To: Road Walker who wrote (361173)12/3/2007 9:43:17 AM
From: combjelly  Respond to of 1574122
 
"Why don't you think government spending creates wealth? "

Because Tim seems to feel that they eat the money. When put that way, he denies it, but somehow when the government gets around to spending the money it has collected in taxes on salaries, roads and such, it doesn't generate any economic activity.

Now it might be that he, like TomCat, believes that investment is the most important component of economic activity. And Tim just takes it one step further and believes that all other forms are insignificant when compared to investment...

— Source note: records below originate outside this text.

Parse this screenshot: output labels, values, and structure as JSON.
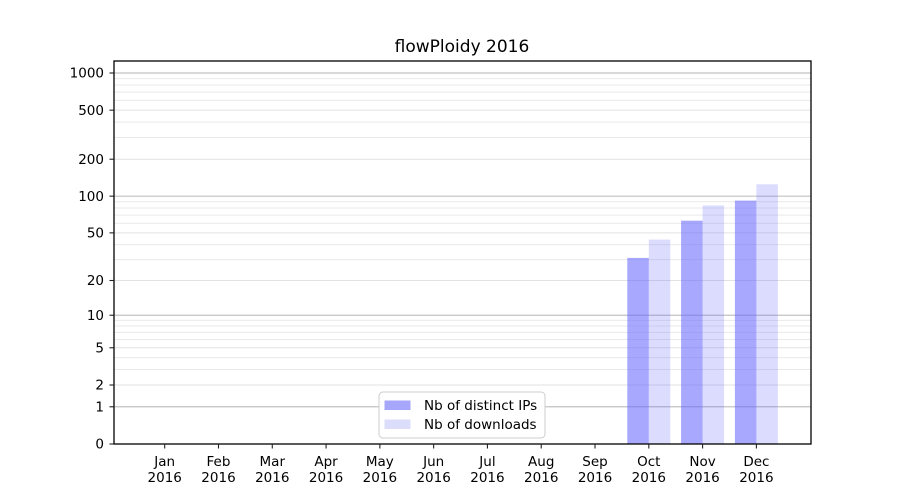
{
  "title": "flowPloidy 2016",
  "colors": {
    "bar_base": "#6666ff",
    "bar_alpha_ips": 0.57,
    "bar_alpha_downloads": 0.23,
    "swatch_ips": "#a6a6fa",
    "swatch_downloads": "#dcdcfb",
    "grid_decade": "#c2c2c2",
    "grid_minor": "#e9e9e9",
    "grid_labeled": "#e2e2e2",
    "spine": "#000000",
    "legend_border": "#cccccc"
  },
  "legend": {
    "items": [
      {
        "label": "Nb of distinct IPs"
      },
      {
        "label": "Nb of downloads"
      }
    ]
  },
  "chart_data": {
    "type": "bar",
    "title": "flowPloidy 2016",
    "categories": [
      "Jan 2016",
      "Feb 2016",
      "Mar 2016",
      "Apr 2016",
      "May 2016",
      "Jun 2016",
      "Jul 2016",
      "Aug 2016",
      "Sep 2016",
      "Oct 2016",
      "Nov 2016",
      "Dec 2016"
    ],
    "series": [
      {
        "name": "Nb of distinct IPs",
        "values": [
          0,
          0,
          0,
          0,
          0,
          0,
          0,
          0,
          0,
          31,
          63,
          92
        ]
      },
      {
        "name": "Nb of downloads",
        "values": [
          0,
          0,
          0,
          0,
          0,
          0,
          0,
          0,
          0,
          44,
          84,
          125
        ]
      }
    ],
    "xlabel": "",
    "ylabel": "",
    "yscale": "log1p",
    "yticks": [
      0,
      1,
      2,
      5,
      10,
      20,
      50,
      100,
      200,
      500,
      1000
    ],
    "ylim": [
      0,
      1250
    ],
    "grid": true,
    "legend_position": "lower center"
  }
}
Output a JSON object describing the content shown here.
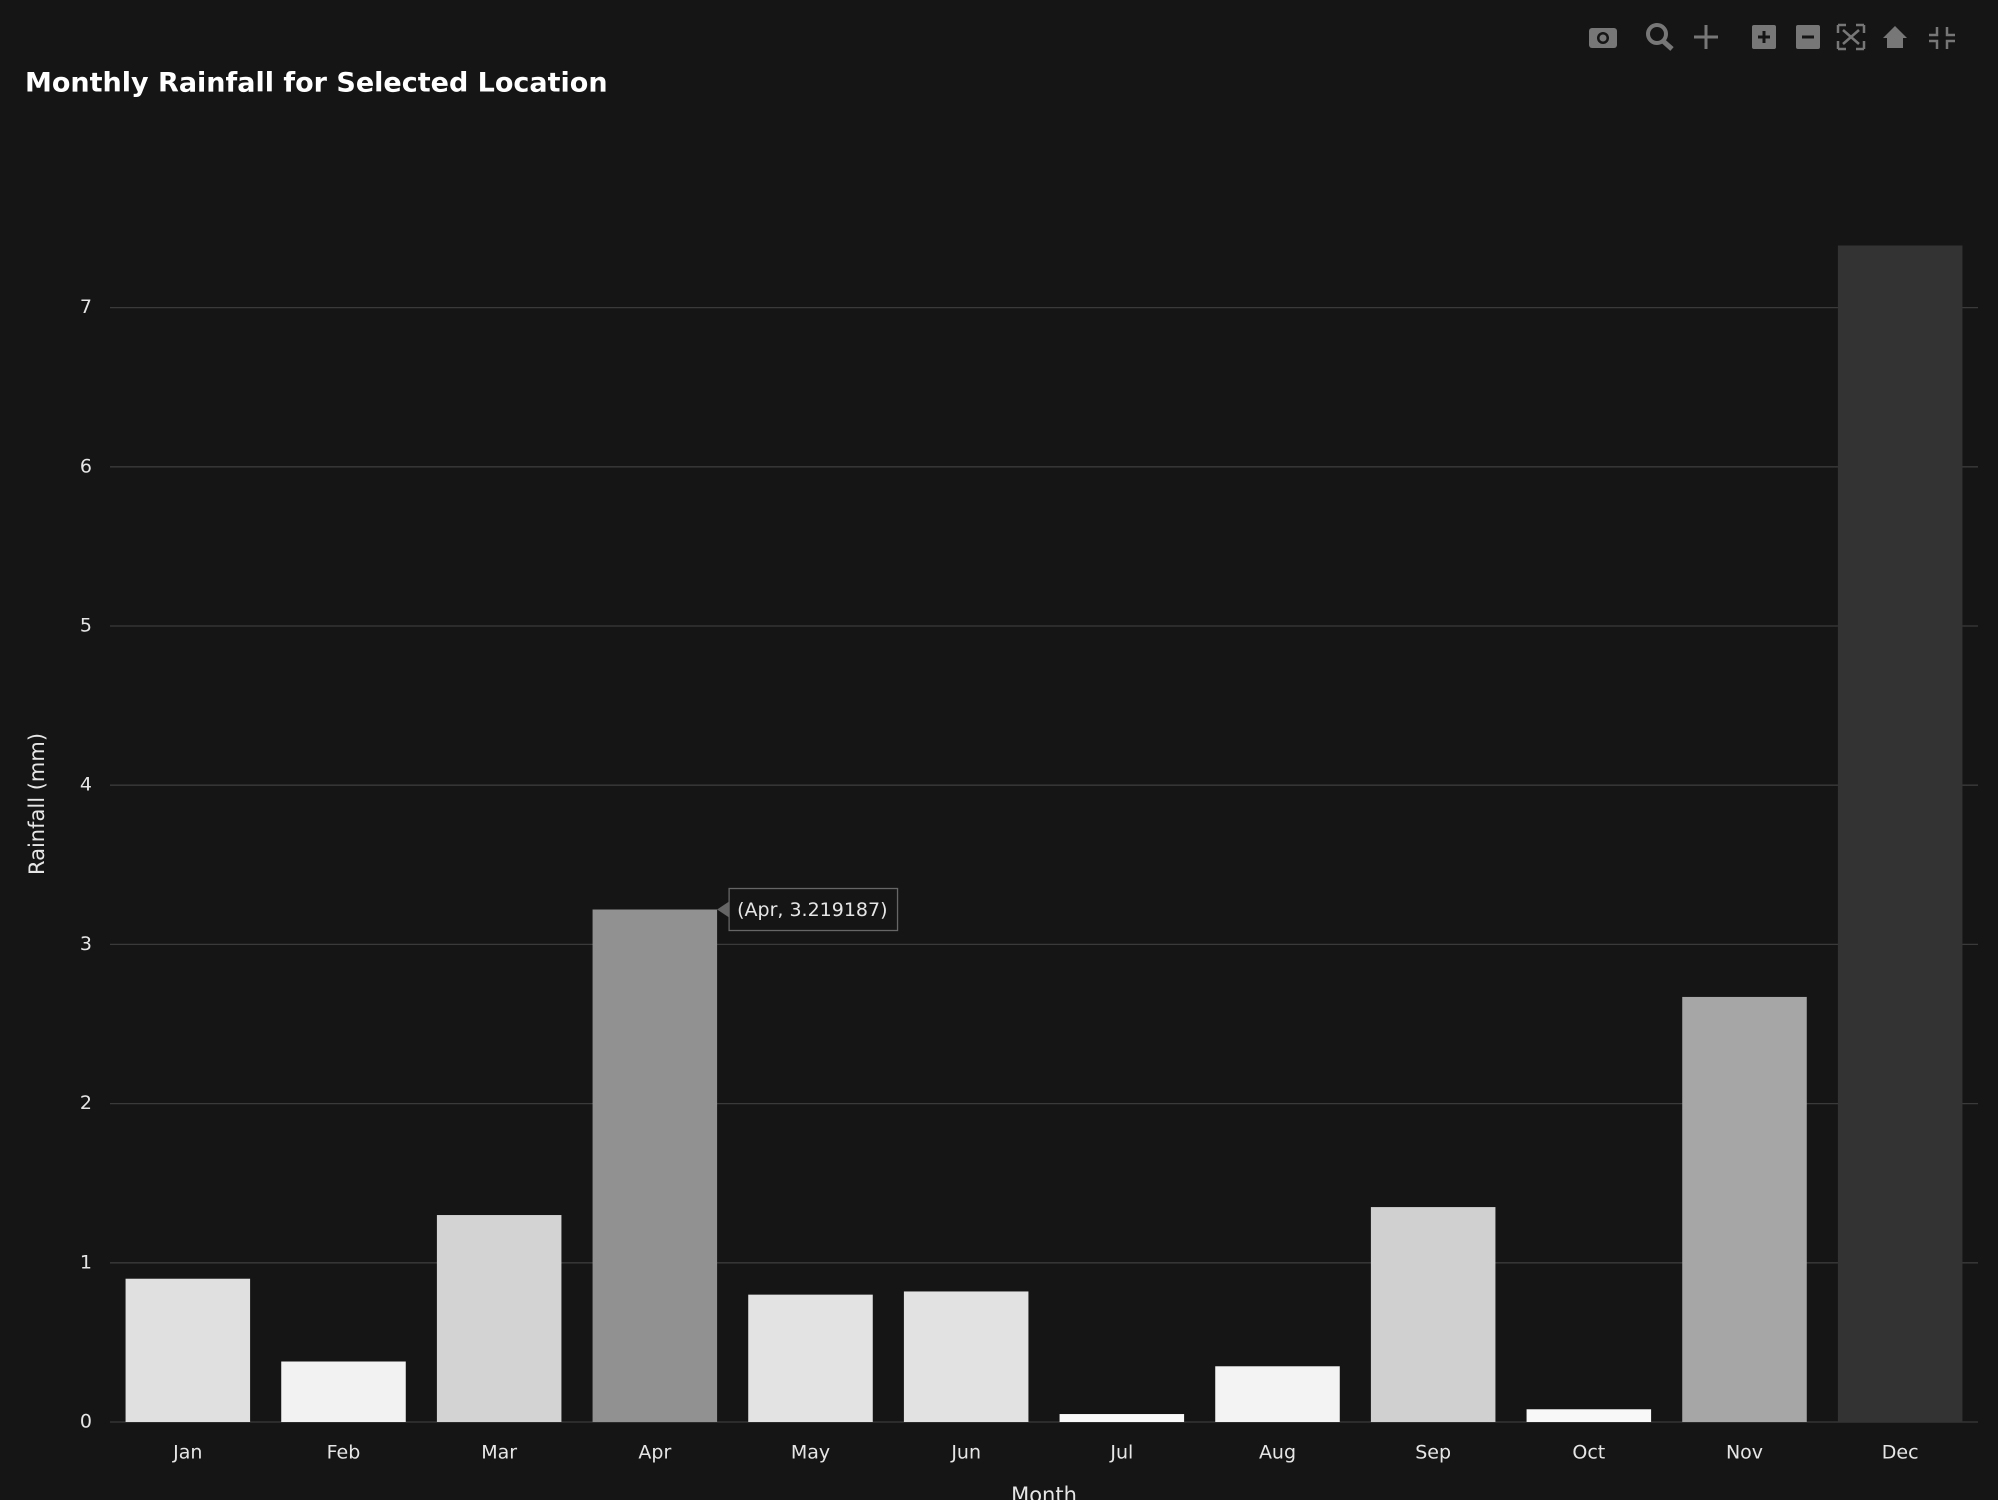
{
  "chart_data": {
    "type": "bar",
    "title": "Monthly Rainfall for Selected Location",
    "x_label": "Month",
    "y_label": "Rainfall (mm)",
    "categories": [
      "Jan",
      "Feb",
      "Mar",
      "Apr",
      "May",
      "Jun",
      "Jul",
      "Aug",
      "Sep",
      "Oct",
      "Nov",
      "Dec"
    ],
    "values": [
      0.9,
      0.38,
      1.3,
      3.219187,
      0.8,
      0.82,
      0.05,
      0.35,
      1.35,
      0.08,
      2.67,
      7.39
    ],
    "colors": [
      "#e0e0e0",
      "#f2f2f2",
      "#d3d3d3",
      "#919191",
      "#e3e3e3",
      "#e2e2e2",
      "#fafafa",
      "#f3f3f3",
      "#d0d0d0",
      "#f8f8f8",
      "#a6a6a6",
      "#333333"
    ],
    "ylim": [
      0,
      7.5
    ],
    "yticks": [
      0,
      1,
      2,
      3,
      4,
      5,
      6,
      7
    ],
    "grid": true,
    "tooltip": "(Apr, 3.219187)"
  }
}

To: Road Walker who wrote (361173)12/3/2007 1:21:45 PM
From: TimF  Read Replies (2) | Respond to of 1574122
 
Directly, government spending does often create wealth (although some of the spending is indeed useless or even counterproductive, I certainly wouldn't extend this to all government spending, and I'm not even arguing its true for most government spending)

But the money has to come from somewhere, and getting it in the first place destroys wealth.

Money spent on federal museums, aircraft carriers means you get a real result. The Museums might be interesting and/or informative. The aircraft carriers might be useful in some conflict or to deter conflict. Your getting something real created for the money. But all the money spent on the museums or aircraft carriers represents money not used for private consumption or investment. And your not just losing the resources that go in to the museum or carrier, but also incurring the dead weight loss represented by compliance costs and perverse incentives (lower taxes would reduce both, simpler taxes even without less total government income would also reduce both)

Money spent on infrastructure such as roads (at least if the infrastructure is actually needed and isn't some bridge to nowhere pork project), might have a net positive thats larger than the combination of the resources directly pulled out of the private sector.

Money spent on defense if it happens to deter a war, or reduce our losses in a war, or cause us to win a war we would have otherwise lost, can have positive consequences that greatly exceed the lost resources, OTOH if it does none of these things, than most of it is total waste, and its difficult, sometimes impossible to determine if any particular spending does one of these things or not, even in hindsight.

Money spent on "bridges to nowhere" is mostly waste, although the actual bridge in question would get some use, its benefits would be unlikely to be enough to ever justify its cost.

Money spent on most federal farm price supports and similar interventions is worse than a waste, its a net wealth destroyer.

Transfer programs just move wealth from one person to another. The direct overhead costs may be low as a percentage, but they also don't create new wealth they just move it around, and since they have to be financed they also create dead weight loss (technically the taxes to fund them do, but if you have the program they have to be paid for by taxes at some point)

But even if the spending in question is in the first category, one with benefits that exceed the direct costs + dead weight losses, you still have to consider the costs and losses so the actual benefit will typically be much smaller than promised.

All of the categories (except transfers) typically create wealth if you look only at their intended purpose and their direct results. Even the "bridge to nowhere" would be useful to some people. But in many cases when you consider ALL of the costs and benefits, the costs are larger than the benefits.